Tuesday, December 18, 2007

One Size Fits All, or Reflections on EPA guidelines

So here cometh a fresh pair of thermostats (Honeywell RTH7500 and RiteTemp GPMG8085C), both equipped with default schedules taken from EnergyStar ® Program Requirements for Programmable Thermostats: Partner Commitments (look for Table 2: Acceptable Setpoint Times and Temperature Settings). It was summer, and the default settings were too cold for us, so we changed them.

But the defaults for the heating season were left in place.

Now that the heating season is here, and it is eventually getting quite cold outside, several interesting things are popping up.

First of all, let's take a look at default EPA compliant settings.

Wake: 6AM, 70°F.
Day: 8AM, 62°F.
Evening: 6PM, 70°F.
Sleep: 10PM, 62°F.

Then, let's go back and read the long rant about whether you should shut off your A/C or leave it running.

Then, let's take a look at the temperature spread for the schedule above. 8°F.

That's quite a lot.

The very reason I've started thinking about writing this article is that one of my units (Lennox split), being perfectly capable in cooling mode, seems to either hit the balance point, or otherwise severely degrade its performance, when the ambient temperature drops lower than about 45°F - and, as a result, it is unable to bring the zone it serves from 62°F to 70°F in two hours.

Even worse the temperature actually drops to about 65°F by 6AM, and it barely makes it to 68°F by 8AM - forget 62 to 70.

While this is definitely quite uncool, it also points out another fact that is not on the surface: the unit works at the top of its efficiency curve. It doesn't cycle, it spends initial 10-20 minutes approaching the design efficiency and stays there.

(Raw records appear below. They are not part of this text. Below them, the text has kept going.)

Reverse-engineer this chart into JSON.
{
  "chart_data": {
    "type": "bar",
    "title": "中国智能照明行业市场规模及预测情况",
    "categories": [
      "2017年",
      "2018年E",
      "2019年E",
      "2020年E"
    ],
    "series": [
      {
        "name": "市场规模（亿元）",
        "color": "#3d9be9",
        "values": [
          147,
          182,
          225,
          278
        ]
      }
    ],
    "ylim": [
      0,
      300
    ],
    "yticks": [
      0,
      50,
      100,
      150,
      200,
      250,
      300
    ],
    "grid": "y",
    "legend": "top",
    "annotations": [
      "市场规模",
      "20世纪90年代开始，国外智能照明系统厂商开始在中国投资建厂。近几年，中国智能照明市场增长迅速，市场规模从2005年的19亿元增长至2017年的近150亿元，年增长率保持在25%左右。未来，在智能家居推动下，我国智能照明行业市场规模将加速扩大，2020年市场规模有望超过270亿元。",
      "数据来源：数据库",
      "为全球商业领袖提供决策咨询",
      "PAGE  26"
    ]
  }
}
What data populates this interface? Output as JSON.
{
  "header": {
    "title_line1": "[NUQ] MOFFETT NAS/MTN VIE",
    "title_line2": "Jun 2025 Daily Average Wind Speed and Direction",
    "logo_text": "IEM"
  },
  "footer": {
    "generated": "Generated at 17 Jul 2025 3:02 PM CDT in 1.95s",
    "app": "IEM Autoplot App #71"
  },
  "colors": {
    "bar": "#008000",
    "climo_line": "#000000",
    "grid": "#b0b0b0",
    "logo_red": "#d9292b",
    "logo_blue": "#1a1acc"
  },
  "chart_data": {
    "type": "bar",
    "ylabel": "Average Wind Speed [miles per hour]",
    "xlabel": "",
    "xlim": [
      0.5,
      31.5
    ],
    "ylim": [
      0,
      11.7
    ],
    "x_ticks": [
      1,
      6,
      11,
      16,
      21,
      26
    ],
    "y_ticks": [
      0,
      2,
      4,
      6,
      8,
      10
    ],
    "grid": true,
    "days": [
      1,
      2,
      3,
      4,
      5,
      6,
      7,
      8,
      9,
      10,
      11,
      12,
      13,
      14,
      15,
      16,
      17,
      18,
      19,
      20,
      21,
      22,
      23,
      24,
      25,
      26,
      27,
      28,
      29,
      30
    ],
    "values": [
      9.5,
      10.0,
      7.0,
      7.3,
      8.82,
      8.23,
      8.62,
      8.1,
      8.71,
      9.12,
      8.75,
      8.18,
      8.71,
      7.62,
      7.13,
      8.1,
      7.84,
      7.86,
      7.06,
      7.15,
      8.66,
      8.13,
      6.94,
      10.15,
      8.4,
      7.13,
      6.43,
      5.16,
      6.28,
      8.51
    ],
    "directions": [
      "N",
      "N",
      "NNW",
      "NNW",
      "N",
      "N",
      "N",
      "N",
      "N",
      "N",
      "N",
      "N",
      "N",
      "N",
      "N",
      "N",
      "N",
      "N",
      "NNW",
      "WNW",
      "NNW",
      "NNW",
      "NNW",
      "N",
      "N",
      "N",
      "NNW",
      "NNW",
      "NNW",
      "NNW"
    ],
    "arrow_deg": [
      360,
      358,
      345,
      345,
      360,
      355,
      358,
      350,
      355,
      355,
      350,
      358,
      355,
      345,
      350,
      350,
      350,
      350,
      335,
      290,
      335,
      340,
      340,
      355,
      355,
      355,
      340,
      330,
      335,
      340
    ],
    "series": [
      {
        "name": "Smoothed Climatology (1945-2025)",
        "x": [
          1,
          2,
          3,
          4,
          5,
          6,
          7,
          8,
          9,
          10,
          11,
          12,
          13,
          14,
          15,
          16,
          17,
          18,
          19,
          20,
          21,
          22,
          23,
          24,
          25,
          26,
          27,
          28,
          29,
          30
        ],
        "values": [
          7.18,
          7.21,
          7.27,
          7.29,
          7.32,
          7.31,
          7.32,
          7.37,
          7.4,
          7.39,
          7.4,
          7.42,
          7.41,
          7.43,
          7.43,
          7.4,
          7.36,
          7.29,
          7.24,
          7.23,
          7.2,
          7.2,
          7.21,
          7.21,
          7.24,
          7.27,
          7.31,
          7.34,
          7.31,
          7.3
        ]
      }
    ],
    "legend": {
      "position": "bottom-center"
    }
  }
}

That was the positive, now, another negative - since it serves two rooms, one of which is about five times size the other - guess what, by the end of the two hour run the smaller room is HOT. Balancing the dampers manually will not help since it'll shoot the balance for other conditions - like, the evening, when the ambient temperature is significantly higher and the runtime of the unit is very short in comparison.

So, what's the point?

  • One should carefully examine defaults;
  • You can't get away without actually zoning the house - unless you want to shuffle everything all the day or suffer;
  • It would *really* pay back to come up with an idea to figure out to anticipate the *actual* performance of the unit for varying circumstances and make the system issue recommendations to you about what you should do in any particular case;
  • Which would imply the knowledge base and rule engines to analyze input and figure out dependencies (homework: see Google's statements how having access to massive amounts of data helps to figure out the trends and make correct decisions);
  • It would help to share data between installations (see how Valve managed to make Half Life 2 the most playable game for the same hardware utilizing statistics) and applying some brains;
Damn! DZ is going enterprise.

Hmm... Turned out not quite the way I started it - but oh well, I'll just leave it at that.